At the top of the incline she saw a halo of light as if the sun was rising. She knew it couldn’t be true, that it was like a mirage of water in the desert; that she was hallucinating the sunrise out of exhaustion and primal need for light. She reached the top of the hill and beneath her was a collection of buildings, with orange sodium lights and floodlights and flickering neon. Coldfoot.
She drove into Coldfoot, Ruby still asleep. It was a tiny place; basic low-rise buildings lined the road. She slowed to a crawl as she passed them. Through windows honey light filtered out onto the snow. The pull towards company and safety was physical, each lit building exerting its own drag.
There was a gas station, flooded with bright lights, showing pumps purpose-built for trucks and beside it was a rudimentary large truck park. There was a ranch-style café and a motel, built out of the same modular unit as the house on her rig. She’d lived in one of the most metropolitan cities in the world but she’d never before felt civilisation so acutely.

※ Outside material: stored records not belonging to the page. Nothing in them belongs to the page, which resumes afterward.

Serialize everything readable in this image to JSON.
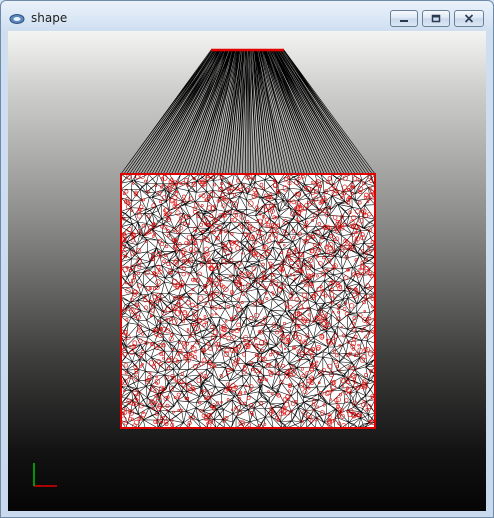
{
  "window": {
    "title": "shape",
    "icon": "app-icon",
    "buttons": {
      "minimize_icon": "minimize-icon",
      "maximize_icon": "restore-icon",
      "close_icon": "close-icon"
    }
  },
  "viewport": {
    "background_top": "#f4f4f2",
    "background_bottom": "#050505",
    "mesh_edge_color": "#000000",
    "boundary_color": "#e00000",
    "axis_colors": {
      "x": "#e00000",
      "y": "#00c000"
    }
  }
}
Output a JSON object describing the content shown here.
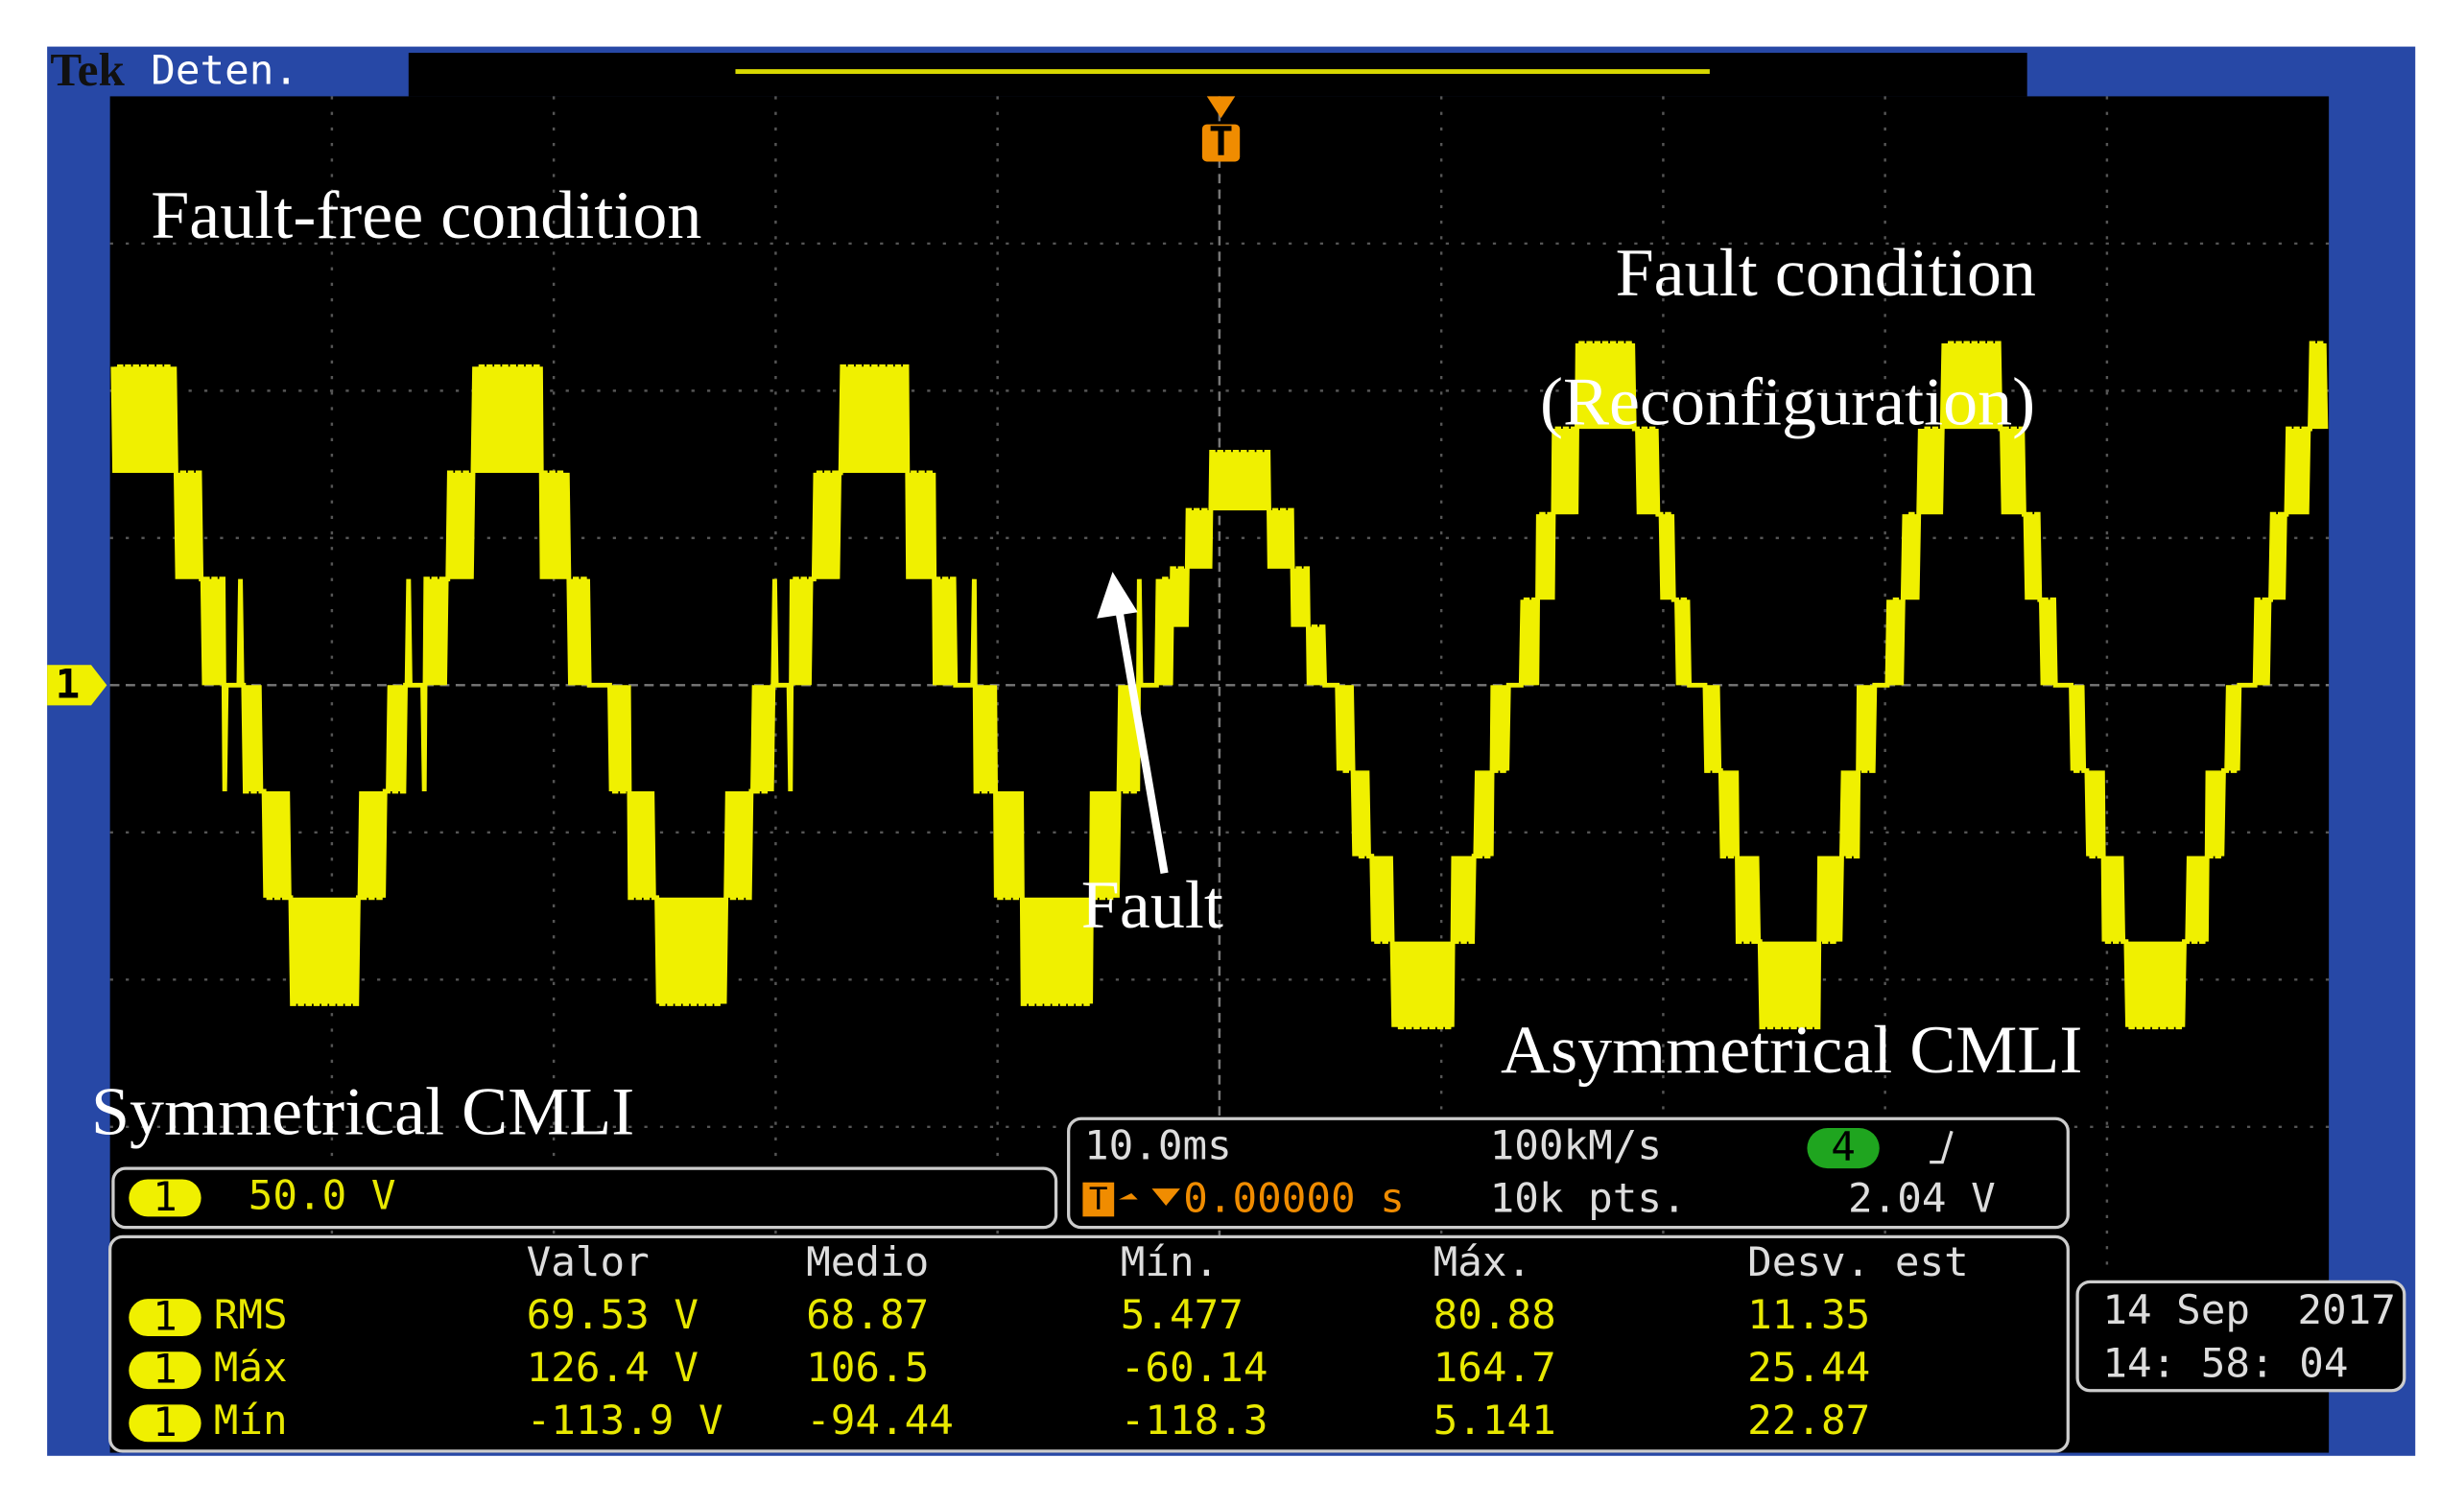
{
  "header": {
    "brand": "Tek",
    "status": "Deten."
  },
  "markers": {
    "channel": "1",
    "trigger": "T"
  },
  "annotations": {
    "fault_free": "Fault-free condition",
    "fault_condition": "Fault condition",
    "reconfiguration": "(Reconfiguration)",
    "fault": "Fault",
    "symmetrical": "Symmetrical CMLI",
    "asymmetrical": "Asymmetrical CMLI"
  },
  "channel_scale": {
    "channel": "1",
    "volts_per_div": "50.0 V"
  },
  "acquisition": {
    "time_per_div": "10.0ms",
    "trigger_position": "0.00000 s",
    "sample_rate": "100kM/s",
    "record_length": "10k pts.",
    "trigger_source": "4",
    "trigger_level": "2.04 V"
  },
  "measurements": {
    "columns": [
      "Valor",
      "Medio",
      "Mín.",
      "Máx.",
      "Desv. est"
    ],
    "rows": [
      {
        "channel": "1",
        "label": "RMS",
        "cells": [
          "69.53 V",
          "68.87",
          "5.477",
          "80.88",
          "11.35"
        ]
      },
      {
        "channel": "1",
        "label": "Máx",
        "cells": [
          "126.4 V",
          "106.5",
          "-60.14",
          "164.7",
          "25.44"
        ]
      },
      {
        "channel": "1",
        "label": "Mín",
        "cells": [
          "-113.9 V",
          "-94.44",
          "-118.3",
          "5.141",
          "22.87"
        ]
      }
    ]
  },
  "datetime": {
    "date": "14 Sep",
    "year": "2017",
    "time": "14: 58: 04"
  }
}
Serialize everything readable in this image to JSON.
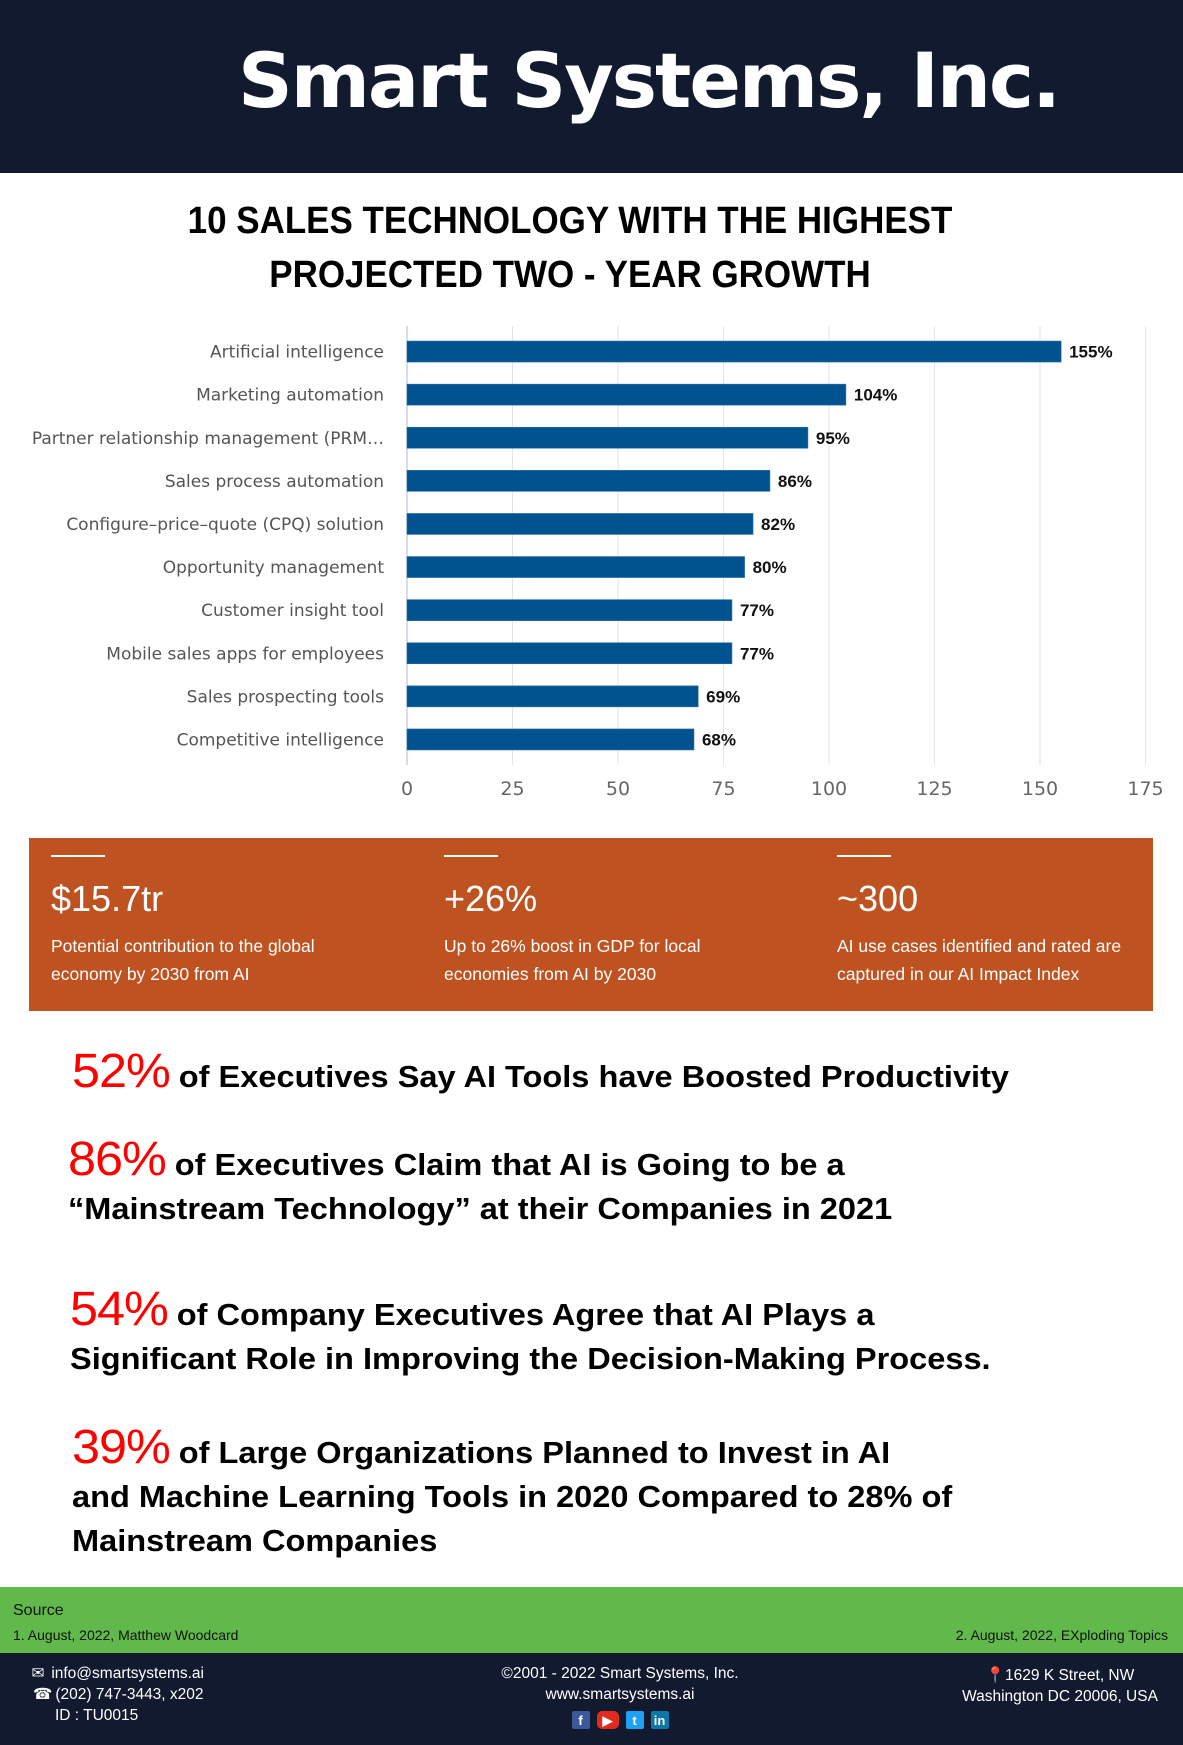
{
  "header": {
    "brand": "Smart Systems, Inc."
  },
  "chart_title": {
    "line1": "10 SALES TECHNOLOGY WITH THE HIGHEST",
    "line2": "PROJECTED TWO - YEAR GROWTH"
  },
  "chart_data": {
    "type": "bar",
    "orientation": "horizontal",
    "title": "10 SALES TECHNOLOGY WITH THE HIGHEST PROJECTED TWO - YEAR GROWTH",
    "categories": [
      "Artificial intelligence",
      "Marketing automation",
      "Partner relationship management (PRM…",
      "Sales process automation",
      "Configure–price–quote (CPQ) solution",
      "Opportunity management",
      "Customer insight tool",
      "Mobile sales apps for employees",
      "Sales prospecting tools",
      "Competitive intelligence"
    ],
    "values": [
      155,
      104,
      95,
      86,
      82,
      80,
      77,
      77,
      69,
      68
    ],
    "data_labels": [
      "155%",
      "104%",
      "95%",
      "86%",
      "82%",
      "80%",
      "77%",
      "77%",
      "69%",
      "68%"
    ],
    "xlim": [
      0,
      175
    ],
    "x_ticks": [
      0,
      25,
      50,
      75,
      100,
      125,
      150,
      175
    ],
    "xlabel": "",
    "ylabel": "",
    "grid": true,
    "bar_color": "#00538e",
    "legend": "none"
  },
  "stats": [
    {
      "value": "$15.7tr",
      "description": "Potential contribution to the global economy by 2030 from AI"
    },
    {
      "value": "+26%",
      "description": "Up to 26% boost in GDP for local economies from AI by 2030"
    },
    {
      "value": "~300",
      "description": "AI use cases identified and rated are captured in our AI Impact Index"
    }
  ],
  "facts": [
    {
      "percent": "52%",
      "lines": [
        "of Executives Say AI Tools have Boosted Productivity"
      ]
    },
    {
      "percent": "86%",
      "lines": [
        "of Executives Claim that AI is Going to be a",
        "“Mainstream Technology” at their Companies in 2021"
      ]
    },
    {
      "percent": "54%",
      "lines": [
        "of Company Executives Agree that AI Plays a",
        "Significant Role in Improving the Decision-Making Process."
      ]
    },
    {
      "percent": "39%",
      "lines": [
        "of Large Organizations Planned to Invest in AI",
        "and Machine Learning Tools in 2020 Compared to 28% of",
        "Mainstream Companies"
      ]
    }
  ],
  "source": {
    "title": "Source",
    "items": [
      "1. August, 2022, Matthew Woodcard",
      "2. August, 2022, EXploding Topics"
    ]
  },
  "footer": {
    "email": "info@smartsystems.ai",
    "phone": "(202) 747-3443, x202",
    "id": "ID : TU0015",
    "copyright": "2001 - 2022 Smart Systems, Inc.",
    "website": "www.smartsystems.ai",
    "address_line1": "1629 K Street, NW",
    "address_line2": "Washington DC 20006, USA",
    "socials": [
      {
        "icon": "facebook-icon",
        "glyph": "f"
      },
      {
        "icon": "youtube-icon",
        "glyph": "▶"
      },
      {
        "icon": "twitter-icon",
        "glyph": "t"
      },
      {
        "icon": "linkedin-icon",
        "glyph": "in"
      }
    ]
  },
  "colors": {
    "header_bg": "#111a2e",
    "bar": "#00538e",
    "stats_bg": "#bf5221",
    "highlight_red": "#ff0000",
    "source_bg": "#61b94c"
  }
}
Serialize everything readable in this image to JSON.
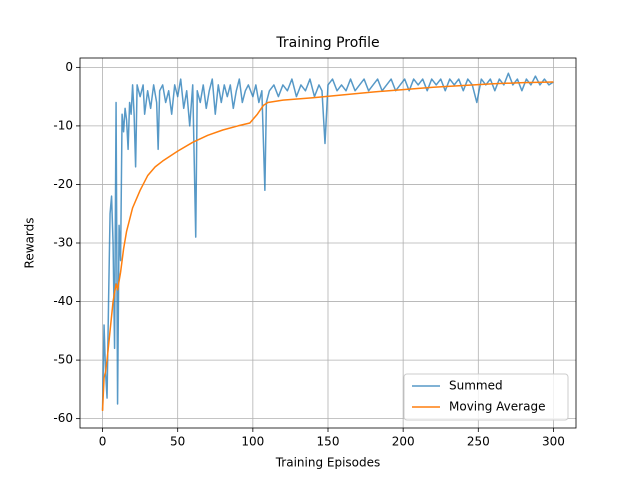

Perhaps she could leave Ruby here. Perhaps she would be safe. But the blue lights driver would arrive, looking for her. She imagined him hunting for her in the café, the motel, and instead finding Ruby.
Coby would look after Ruby, she was sure. And there’d be other decent men here to protect her. But she’d need to ask Coby, check that the other men were trustworthy, and as soon as they clapped eyes on her they’d stop her from leaving again. She was sure of that. And she couldn’t ask Ruby to find Coby herself while she drove off again because how would Ruby find him? Who the hell would understand sign language out here in the middle of nowhere? She’d be utterly vulnerable.